HAH!!  No sympathy from me!  My wife has the same allergy, and we have FOUR cats (and two of THOSE are "Maine Coons", weighing in at 25 lbs, more or less) - and a Mastiff!!  None of them are allowed in the bedroom (or me EITHER, when I'm covered in sawdust) - where we have a good air filter running 24/7.  It works (for her - for me, not so much - I'm a cabinetmaker, I'm covered in sawdust MOST of the time!).

Besides which - there is nothing more majestic than snow covered mountains - like the ones you can see in the pictures I took from my back door!
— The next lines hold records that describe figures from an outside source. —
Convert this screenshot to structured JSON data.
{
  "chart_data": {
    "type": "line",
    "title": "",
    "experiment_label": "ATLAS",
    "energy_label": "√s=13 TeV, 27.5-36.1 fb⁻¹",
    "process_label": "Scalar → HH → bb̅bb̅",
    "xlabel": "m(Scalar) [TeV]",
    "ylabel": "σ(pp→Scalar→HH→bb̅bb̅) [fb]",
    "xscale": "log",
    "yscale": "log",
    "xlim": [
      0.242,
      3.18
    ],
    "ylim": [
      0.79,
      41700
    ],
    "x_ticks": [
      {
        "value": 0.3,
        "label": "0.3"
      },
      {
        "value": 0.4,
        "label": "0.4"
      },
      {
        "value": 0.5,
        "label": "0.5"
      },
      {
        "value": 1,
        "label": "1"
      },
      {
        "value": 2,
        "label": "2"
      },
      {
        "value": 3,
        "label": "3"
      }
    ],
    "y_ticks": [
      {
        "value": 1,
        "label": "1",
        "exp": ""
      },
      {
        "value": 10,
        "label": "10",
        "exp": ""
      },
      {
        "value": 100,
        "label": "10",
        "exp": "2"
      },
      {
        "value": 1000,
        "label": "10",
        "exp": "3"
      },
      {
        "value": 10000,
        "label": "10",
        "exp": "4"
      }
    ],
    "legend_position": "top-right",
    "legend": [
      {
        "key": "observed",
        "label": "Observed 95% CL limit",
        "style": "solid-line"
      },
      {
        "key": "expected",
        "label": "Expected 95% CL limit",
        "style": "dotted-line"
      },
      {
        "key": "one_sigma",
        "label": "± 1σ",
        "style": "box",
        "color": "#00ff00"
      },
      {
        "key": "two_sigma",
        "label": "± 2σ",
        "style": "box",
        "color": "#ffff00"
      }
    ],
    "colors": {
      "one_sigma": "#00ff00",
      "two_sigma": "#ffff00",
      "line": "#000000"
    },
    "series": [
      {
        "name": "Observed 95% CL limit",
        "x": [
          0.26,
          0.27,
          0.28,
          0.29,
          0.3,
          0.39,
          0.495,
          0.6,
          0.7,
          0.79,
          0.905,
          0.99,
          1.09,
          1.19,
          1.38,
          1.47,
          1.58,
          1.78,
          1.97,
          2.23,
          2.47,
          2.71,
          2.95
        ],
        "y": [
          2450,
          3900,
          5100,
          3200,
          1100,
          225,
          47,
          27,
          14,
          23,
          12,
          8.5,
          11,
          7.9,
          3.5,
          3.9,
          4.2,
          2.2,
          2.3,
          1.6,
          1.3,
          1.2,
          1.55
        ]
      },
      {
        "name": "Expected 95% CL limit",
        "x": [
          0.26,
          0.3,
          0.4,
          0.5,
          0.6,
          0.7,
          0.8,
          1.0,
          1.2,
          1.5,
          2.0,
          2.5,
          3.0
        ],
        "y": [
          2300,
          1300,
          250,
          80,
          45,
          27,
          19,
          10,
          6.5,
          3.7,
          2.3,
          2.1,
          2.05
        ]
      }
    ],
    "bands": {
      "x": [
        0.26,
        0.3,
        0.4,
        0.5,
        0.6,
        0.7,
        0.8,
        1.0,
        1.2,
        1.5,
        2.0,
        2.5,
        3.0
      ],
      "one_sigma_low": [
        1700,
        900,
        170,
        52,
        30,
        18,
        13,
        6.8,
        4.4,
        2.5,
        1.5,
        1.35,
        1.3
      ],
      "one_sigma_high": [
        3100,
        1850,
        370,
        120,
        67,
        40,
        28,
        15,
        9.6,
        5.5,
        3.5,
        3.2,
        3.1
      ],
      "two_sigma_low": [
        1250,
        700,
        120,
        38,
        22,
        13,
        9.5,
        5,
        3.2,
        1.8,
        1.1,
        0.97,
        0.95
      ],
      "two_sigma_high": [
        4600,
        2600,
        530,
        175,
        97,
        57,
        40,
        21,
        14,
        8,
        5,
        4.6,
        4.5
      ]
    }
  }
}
Nice photos, Gunner 98 - but no sympathy!


----------



## the 48th regulator (26 Dec 2007)

Woohoo,

Alrighty,

Let's fire this bad boy up!!!!


Christmas is over in Kilarney, however, there still is life left in the contest.  Go on over to this link  and vote for a phenomenal piece of art that depicts the life of our Canadian soldier on tour at this time of the season!! 

Cheers and joyous Kwanza!

dileas

tess


----------



## PMedMoe (28 Dec 2007)

No, no, no!!!  Vote for this picture, because you all know how you really feel about the season!!!


----------



## Klc (31 Dec 2007)

NO! Click on THIS shameless plug! It delivers on it's empty promises SO much more and makes you feel EXTRA full of holiday cheer.  ;D


----------



## gaspasser (31 Dec 2007)

Mike Baker said:
			
		

> HO HO HO ;D


Could've smiled...or is that your usual smiling-happy face  ???   ;D 





			
				Klc said:
			
		

> NO! Click on THIS shameless plug! It delivers on it's empty promises SO much more and makes you feel EXTRA full of holiday cheer.  ;D


Now to TOP that off, you should've had a photo of your favourite DS...or better yet..knowing CFSCE {LOL} his gf!  Sorry, had to add that one in.   ;D
My votes are pending... HNY


----------



## Mike Baker (31 Dec 2007)

BYT Driver said:
			
		

> Could've smiled...or is that your usual smiling-happy face  ???   ;D


That's my War Face ;D


----------



## gaspasser (31 Dec 2007)

Aaaah, scary {best Achmed voice} ;D


----------



## Mike Baker (31 Dec 2007)

BYT Driver said:
			
		

> Aaaah, scary {best Achmed voice} ;D


----------



## Mike Bobbitt (1 Jan 2008)

Ok folks, last chance to vote before we declare a winner!


----------



## Trinity (1 Jan 2008)

Whoops.. Little late..  Added an entry for your amusement.
Came out as guest though....  :-\


----------



## Mike Bobbitt (2 Jan 2008)

Well folks, we have a winner, and it's none other than... RCR Grunt! Congratulations on winning *both* contests! Here's the winning entry:








Cheers
Mike


----------



## the 48th regulator (2 Jan 2008)

Congrats and Pro Patria RCR Grunt!!

That definately is a good pic.

dileas

tess


----------



## PMedMoe (2 Jan 2008)

Noticed he had the most votes when I looked last night!!  Congrats on winning both, RCR Grunt!  Now maybe you should run out and get a lottery ticket.......


----------



## RCR Grunt (2 Jan 2008)

Thanks everybody!

And I already have that lottery ticket.


----------



## armyvern (2 Jan 2008)

RCR Grunt said:
			
		

> Thanks everybody!
> 
> And I already have that lottery ticket.



Congrats,

Aren't those singing penguins irritating? I got one from my kids. Batteries -- are OUT!!


----------



## Nfld Sapper (2 Jan 2008)

Mike Bobbitt said:
			
		

> Well folks, we have a winner, and it's none other than... RCR Grunt! Congratulations on winning *both* contests! Here's the winning entry:
> 
> 
> 
> ...



Now that's what I call a "deadly" christmas tree  ;D


----------



## Mike Baker (2 Jan 2008)

Congrats RCR Grunt!!


----------